Nevertheless, some limitations remain. In order to remove the obstacles provided by the polyglot nature of microservice-based systems, we have chosen to apply our metrics and tools at a relatively high level of abstraction. We also limited our evaluation in the present paper to the patterns, metrics, and concerns applying to the given three ADDs, which in a real-world architecture would be insufficient. This point is addressed in previously published and ongoing parts of our work, which extend the coverage to additional ADDs, and aim to extend and test our approach in a larger set of patterns, design requirements, and more granular parameters. The same concern applies as to the lack of evaluation of the applicability of our approach on larger and more complex systems that are commonly found in industry, but which were not accessible to us for study. The lack of full automation is also a major obstacle to practical application, as the process still requires considerable input by the architect. At the same time, our approach can not match the ability of an experienced architect, familiar with the system, to devise a much more optimal solution. This is a limitation of all generic architecture assistance approaches, and one we intend to improve on. We want to emphasize that the present approach is a starting point from which the question of evaluating and improving microservice architectures can be examined, facilitating and building up to more complex and nuanced methods as more systems and decisions are modelled and tested. The generated models are also not optimal, as they are not evaluated, for example, on the coding/refactoring effort required to implement them. Nevertheless, the existence of a semi-automatic approach that detects and analyzes violations in an architecture remains of great value, since practitioners often ignore best practices, systems are often developed without a conscious effort to follow best practices, or are allowed to drift from the original architecture specifications over time.

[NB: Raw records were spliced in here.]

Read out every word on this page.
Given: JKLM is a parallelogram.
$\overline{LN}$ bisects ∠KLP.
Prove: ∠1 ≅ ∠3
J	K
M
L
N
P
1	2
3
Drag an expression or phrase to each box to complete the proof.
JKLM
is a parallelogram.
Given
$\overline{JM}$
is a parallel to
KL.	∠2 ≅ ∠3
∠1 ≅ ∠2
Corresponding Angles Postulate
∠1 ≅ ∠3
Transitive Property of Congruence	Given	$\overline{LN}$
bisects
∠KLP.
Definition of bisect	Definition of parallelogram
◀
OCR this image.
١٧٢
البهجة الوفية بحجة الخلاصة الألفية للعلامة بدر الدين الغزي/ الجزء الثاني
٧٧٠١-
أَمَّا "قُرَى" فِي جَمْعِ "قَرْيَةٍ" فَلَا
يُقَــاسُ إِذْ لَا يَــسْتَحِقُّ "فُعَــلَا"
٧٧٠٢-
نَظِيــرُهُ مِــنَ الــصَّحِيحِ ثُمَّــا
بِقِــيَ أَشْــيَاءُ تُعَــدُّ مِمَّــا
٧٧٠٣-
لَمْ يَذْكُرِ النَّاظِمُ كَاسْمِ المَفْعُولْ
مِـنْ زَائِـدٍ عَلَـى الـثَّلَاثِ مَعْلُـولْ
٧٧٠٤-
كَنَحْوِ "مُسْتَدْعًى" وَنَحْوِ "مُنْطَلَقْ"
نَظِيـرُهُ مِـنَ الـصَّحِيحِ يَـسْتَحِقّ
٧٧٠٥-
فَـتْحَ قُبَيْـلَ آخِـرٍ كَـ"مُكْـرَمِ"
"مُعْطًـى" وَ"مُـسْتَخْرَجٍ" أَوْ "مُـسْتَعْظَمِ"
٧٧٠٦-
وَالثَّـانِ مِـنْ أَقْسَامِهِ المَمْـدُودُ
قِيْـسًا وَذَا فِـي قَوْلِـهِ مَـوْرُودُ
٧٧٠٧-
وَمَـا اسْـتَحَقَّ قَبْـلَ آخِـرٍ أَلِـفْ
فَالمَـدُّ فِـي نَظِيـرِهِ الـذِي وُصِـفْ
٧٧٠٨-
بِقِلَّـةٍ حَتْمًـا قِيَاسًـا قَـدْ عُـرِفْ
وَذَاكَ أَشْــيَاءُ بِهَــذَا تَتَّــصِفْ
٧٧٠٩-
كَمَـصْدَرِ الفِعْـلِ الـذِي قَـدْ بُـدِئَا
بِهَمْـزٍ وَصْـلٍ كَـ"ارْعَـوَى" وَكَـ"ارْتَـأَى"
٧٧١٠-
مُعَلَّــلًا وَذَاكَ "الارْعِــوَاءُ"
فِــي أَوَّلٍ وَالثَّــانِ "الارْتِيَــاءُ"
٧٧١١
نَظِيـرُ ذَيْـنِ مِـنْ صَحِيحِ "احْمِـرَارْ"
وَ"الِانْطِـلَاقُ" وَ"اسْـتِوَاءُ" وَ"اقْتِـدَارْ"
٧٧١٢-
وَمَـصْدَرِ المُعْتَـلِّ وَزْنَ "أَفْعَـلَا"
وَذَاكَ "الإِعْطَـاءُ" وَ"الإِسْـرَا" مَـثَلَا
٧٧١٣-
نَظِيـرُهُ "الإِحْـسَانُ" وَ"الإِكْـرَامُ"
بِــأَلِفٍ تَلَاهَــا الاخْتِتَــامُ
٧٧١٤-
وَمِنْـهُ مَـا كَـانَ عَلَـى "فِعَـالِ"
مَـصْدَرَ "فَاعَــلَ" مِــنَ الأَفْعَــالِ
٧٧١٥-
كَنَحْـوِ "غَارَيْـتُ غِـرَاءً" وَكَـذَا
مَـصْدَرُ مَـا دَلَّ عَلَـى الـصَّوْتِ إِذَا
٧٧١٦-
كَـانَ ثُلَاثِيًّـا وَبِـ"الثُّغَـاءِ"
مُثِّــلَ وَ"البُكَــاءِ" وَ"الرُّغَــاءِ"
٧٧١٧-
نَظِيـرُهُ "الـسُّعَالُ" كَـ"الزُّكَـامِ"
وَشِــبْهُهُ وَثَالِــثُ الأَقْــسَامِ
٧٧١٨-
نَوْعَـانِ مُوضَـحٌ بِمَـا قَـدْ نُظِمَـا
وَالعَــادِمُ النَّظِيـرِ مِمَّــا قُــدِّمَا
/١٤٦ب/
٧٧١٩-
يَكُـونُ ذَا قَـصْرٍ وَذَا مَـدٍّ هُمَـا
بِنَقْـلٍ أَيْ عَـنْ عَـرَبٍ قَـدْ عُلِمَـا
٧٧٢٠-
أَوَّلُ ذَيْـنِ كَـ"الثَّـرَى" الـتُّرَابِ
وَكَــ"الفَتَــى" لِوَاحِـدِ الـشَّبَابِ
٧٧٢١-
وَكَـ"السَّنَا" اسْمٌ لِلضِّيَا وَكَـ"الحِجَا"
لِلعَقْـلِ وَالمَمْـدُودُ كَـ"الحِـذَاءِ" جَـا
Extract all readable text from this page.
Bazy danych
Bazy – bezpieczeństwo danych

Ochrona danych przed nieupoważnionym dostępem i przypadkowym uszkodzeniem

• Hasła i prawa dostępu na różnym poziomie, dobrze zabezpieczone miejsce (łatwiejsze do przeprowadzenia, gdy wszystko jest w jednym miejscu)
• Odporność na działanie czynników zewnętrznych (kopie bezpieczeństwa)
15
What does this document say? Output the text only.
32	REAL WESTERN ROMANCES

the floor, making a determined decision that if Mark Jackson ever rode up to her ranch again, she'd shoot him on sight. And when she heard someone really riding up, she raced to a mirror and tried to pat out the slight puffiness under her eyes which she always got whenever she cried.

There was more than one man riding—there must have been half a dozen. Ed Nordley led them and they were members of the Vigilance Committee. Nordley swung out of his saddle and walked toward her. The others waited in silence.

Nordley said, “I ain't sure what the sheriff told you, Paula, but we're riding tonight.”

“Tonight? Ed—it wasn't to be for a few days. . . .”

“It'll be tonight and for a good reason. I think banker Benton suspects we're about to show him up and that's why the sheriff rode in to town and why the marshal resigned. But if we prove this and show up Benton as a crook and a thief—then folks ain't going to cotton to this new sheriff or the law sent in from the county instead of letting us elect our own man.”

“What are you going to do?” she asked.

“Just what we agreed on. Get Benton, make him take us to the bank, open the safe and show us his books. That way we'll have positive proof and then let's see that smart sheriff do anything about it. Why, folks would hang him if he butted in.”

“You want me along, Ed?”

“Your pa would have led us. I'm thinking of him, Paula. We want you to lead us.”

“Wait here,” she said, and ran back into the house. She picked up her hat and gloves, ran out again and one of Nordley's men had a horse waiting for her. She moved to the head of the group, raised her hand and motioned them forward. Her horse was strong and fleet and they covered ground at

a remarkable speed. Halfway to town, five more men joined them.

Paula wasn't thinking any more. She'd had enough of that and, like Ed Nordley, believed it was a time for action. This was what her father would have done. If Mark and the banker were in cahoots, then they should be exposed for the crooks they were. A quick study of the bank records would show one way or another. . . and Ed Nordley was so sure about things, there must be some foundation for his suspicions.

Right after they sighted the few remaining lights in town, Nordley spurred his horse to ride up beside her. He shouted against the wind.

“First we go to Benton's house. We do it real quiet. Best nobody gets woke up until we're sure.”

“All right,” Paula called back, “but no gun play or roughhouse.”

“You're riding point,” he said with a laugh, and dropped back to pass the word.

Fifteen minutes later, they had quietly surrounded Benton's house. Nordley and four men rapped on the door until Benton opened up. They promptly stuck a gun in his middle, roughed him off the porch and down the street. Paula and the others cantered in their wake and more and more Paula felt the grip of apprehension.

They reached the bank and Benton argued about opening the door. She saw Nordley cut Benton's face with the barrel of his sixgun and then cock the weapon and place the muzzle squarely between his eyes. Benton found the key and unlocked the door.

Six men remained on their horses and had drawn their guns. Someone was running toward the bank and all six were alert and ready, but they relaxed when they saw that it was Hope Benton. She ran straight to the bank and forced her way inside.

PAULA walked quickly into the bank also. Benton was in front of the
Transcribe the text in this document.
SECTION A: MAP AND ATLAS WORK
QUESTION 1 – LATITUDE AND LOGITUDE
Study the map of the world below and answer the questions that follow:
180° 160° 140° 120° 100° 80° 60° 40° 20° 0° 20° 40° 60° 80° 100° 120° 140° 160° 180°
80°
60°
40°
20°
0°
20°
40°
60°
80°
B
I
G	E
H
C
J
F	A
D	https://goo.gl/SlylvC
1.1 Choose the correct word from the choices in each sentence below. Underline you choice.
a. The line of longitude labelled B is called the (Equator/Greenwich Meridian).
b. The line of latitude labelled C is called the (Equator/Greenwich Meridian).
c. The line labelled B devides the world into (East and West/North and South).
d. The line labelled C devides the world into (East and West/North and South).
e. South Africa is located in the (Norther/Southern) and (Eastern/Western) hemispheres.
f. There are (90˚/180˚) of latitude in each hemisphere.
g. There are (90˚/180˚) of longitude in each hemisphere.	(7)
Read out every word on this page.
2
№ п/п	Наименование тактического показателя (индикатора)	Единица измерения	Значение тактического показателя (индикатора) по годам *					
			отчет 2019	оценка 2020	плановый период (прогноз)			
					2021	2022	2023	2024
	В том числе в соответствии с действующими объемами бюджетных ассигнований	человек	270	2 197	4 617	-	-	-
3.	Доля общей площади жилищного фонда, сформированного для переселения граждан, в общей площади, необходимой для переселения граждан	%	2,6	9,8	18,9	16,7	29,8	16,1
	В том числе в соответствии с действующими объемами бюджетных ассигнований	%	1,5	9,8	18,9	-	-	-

9 Conclusion and Future Work

In this paper we present a set of violations for three microservice-related ADDs. Building on previous work, we have defined automatic detectors, which return the location where the violations occur, a set of possible fixes for each violation, and automatic algorithms for refactoring the system in order to fix the violations. We have evaluated our approach on a set of 24 models of various degrees of pattern violations and architecture complexity, and have shown that our approach is capable of resolving these violations in at most 3 refactoring steps. Both metric calculation and violation detection are fully automated, but the choice of fixes and refactoring sequence remains with the human architect. Thus the approach is still flexible enough to let the architect make meaningful architectural design choices.

In our future work, we aim to broaden the set of ADDs and violations included in our approach, enrich it with runtime metrics and other architecture aspects such as deployment environments, and extend our model dataset to include larger and more complex systems. In addition, we hope to experimentally validate our approach by employing it in real-world delivery pipelines as part of a feedback loop.